Tenían razón —dijo Shimchisko—. Thistledown habría sido peor.
—Pero aquí todos moriremos —dijo Kissbegh—. ¿Cómo podría ser mejor, y por qué Lenk ni siquiera intuyó en qué metía a su gente? ¿No se supone que los grandes hombres son afortunados?
—No sabemos si vamos a morir —dijo Shirla con voz somnolienta.
—Si las zonas se alzan contra nosotros... —insistió Kissbegh.
—Tampoco lo sabemos. No sabemos qué se proponían las reinas de Martha —dijo Shirla. Su voz sonaba clara y sensata en la noche. Yo quería acercarme para sentarme junto a ella. Hacía varios días que no hablábamos.
Me sentía más a mis anchas entre los tripulantes que con nadie desde que era adulto, pero ya no era uno de ellos. Su charla me parecía ingenua y perfecta a la vez, la charla de humanos que vivían de un modo simple y sencillo, sin las complicaciones que yo me había buscado.
—Ojalá tuviera una mujer que me amase, allá en casa —dijo Kissbegh—. Siempre he sido demasiado payaso para trabar amistades o atraer a mujeres serias.
—Yo soy tu amigo —dijo Ridjel.
—Tú no eres mujer —observó Shankara.
—Gracias a nuestros hados —murmuró Ry Diem.
—Sí, eres mi amigo —dijo Kissbegh—, pero estás aquí, y si muero, es probable que tú también. Quiero que alguien esté vivo para recordarme.
—Mi esposa es una buena mujer —dijo Shankara—. Pero es la perfecta mujer del marinero. Ahora eso me entristece.

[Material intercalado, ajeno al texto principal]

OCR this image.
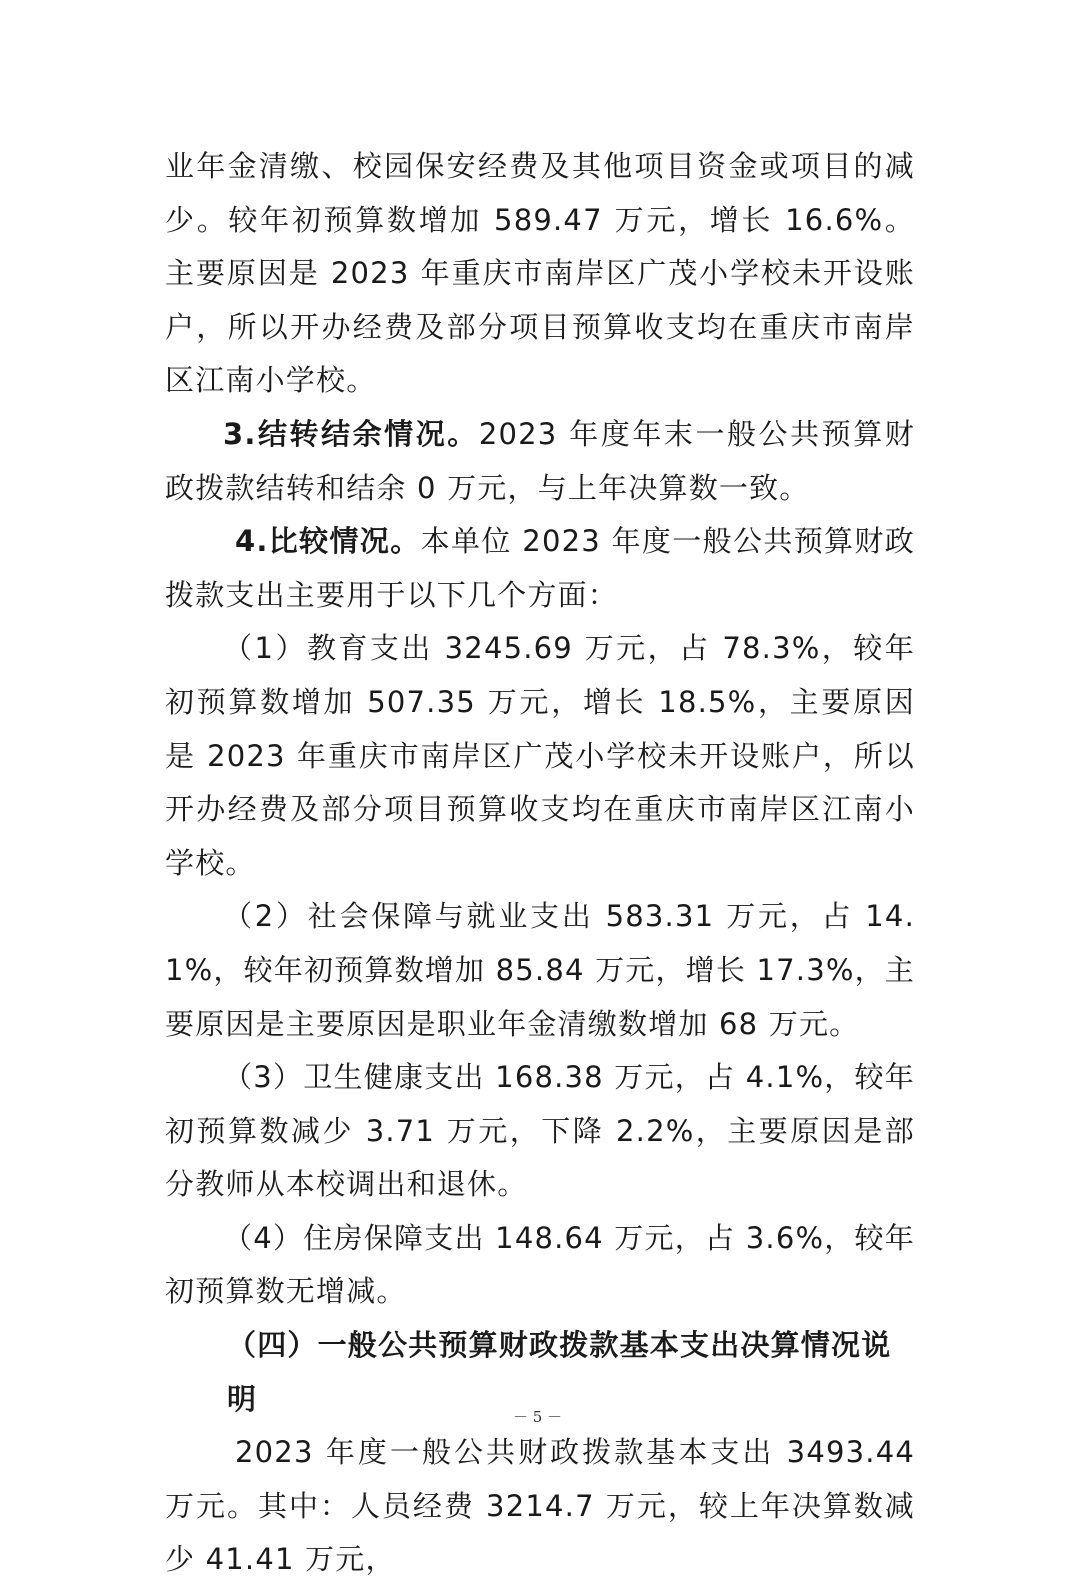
业年金清缴、校园保安经费及其他项目资金或项目的减少。较年初预算数增加 589.47 万元，增长 16.6%。主要原因是 2023 年重庆市南岸区广茂小学校未开设账户，所以开办经费及部分项目预算收支均在重庆市南岸区江南小学校。

3.结转结余情况。2023 年度年末一般公共预算财政拨款结转和结余 0 万元，与上年决算数一致。

4.比较情况。本单位 2023 年度一般公共预算财政拨款支出主要用于以下几个方面：

（1）教育支出 3245.69 万元，占 78.3%，较年初预算数增加 507.35 万元，增长 18.5%，主要原因是 2023 年重庆市南岸区广茂小学校未开设账户，所以开办经费及部分项目预算收支均在重庆市南岸区江南小学校。

（2）社会保障与就业支出 583.31 万元，占 14.1%，较年初预算数增加 85.84 万元，增长 17.3%，主要原因是主要原因是职业年金清缴数增加 68 万元。

（3）卫生健康支出 168.38 万元，占 4.1%，较年初预算数减少 3.71 万元，下降 2.2%，主要原因是部分教师从本校调出和退休。

（4）住房保障支出 148.64 万元，占 3.6%，较年初预算数无增减。

（四）一般公共预算财政拨款基本支出决算情况说明

2023 年度一般公共财政拨款基本支出 3493.44 万元。其中：人员经费 3214.7 万元，较上年决算数减少 41.41 万元，

－ 5 －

—¿Por qué? —preguntó Shirla.
—Si no regreso, me echará de menos durante una temporada, pero se las apañará. Mi desaparición no le desgarrará el corazón.
—Así son las cosas —dijo Ry Diem, tratando de tranquilizarlo.
—Me gustaría que alguien me echara de menos siempre, que pensase siempre en mí —continuó Shankara—. Mi esposa encontrará a otro marido y él colmará su corazón tanto como yo. No porque sea desapegada...
—Si yo tuviera una buena mujer en tierra —dijo Ridjel— la amaría con tal intensidad que ella nunca me olvidaría. Su corazón se rompería si yo no regresase a casa.
—La memoria es como este océano —dijo Ry Diem.
Siguió un breve silencio mientras todos reflexionaban sobre esto, y luego decidieron ignorarlo, pues no era fácil de desentrañar.
—¿Lamarckia nos recordará? —preguntó Shimchisko.
Se pusieron a hablar de lo que Lamarckia sabía sobre nosotros, y sobre cuánto de nosotros guardaría la reina (o reinas) de Tierra de Elizabeth y Petain en una especie de memoria biológica si no regresábamos a Calcuta o Jakarta, o en caso de que llegaran a reemplazarnos. Shimchisko se embarcó en especulaciones fantásticas. Se preguntó si crearían duplicados de nosotros tan perfectos que viviríamos de nuevo, aunque muriésemos.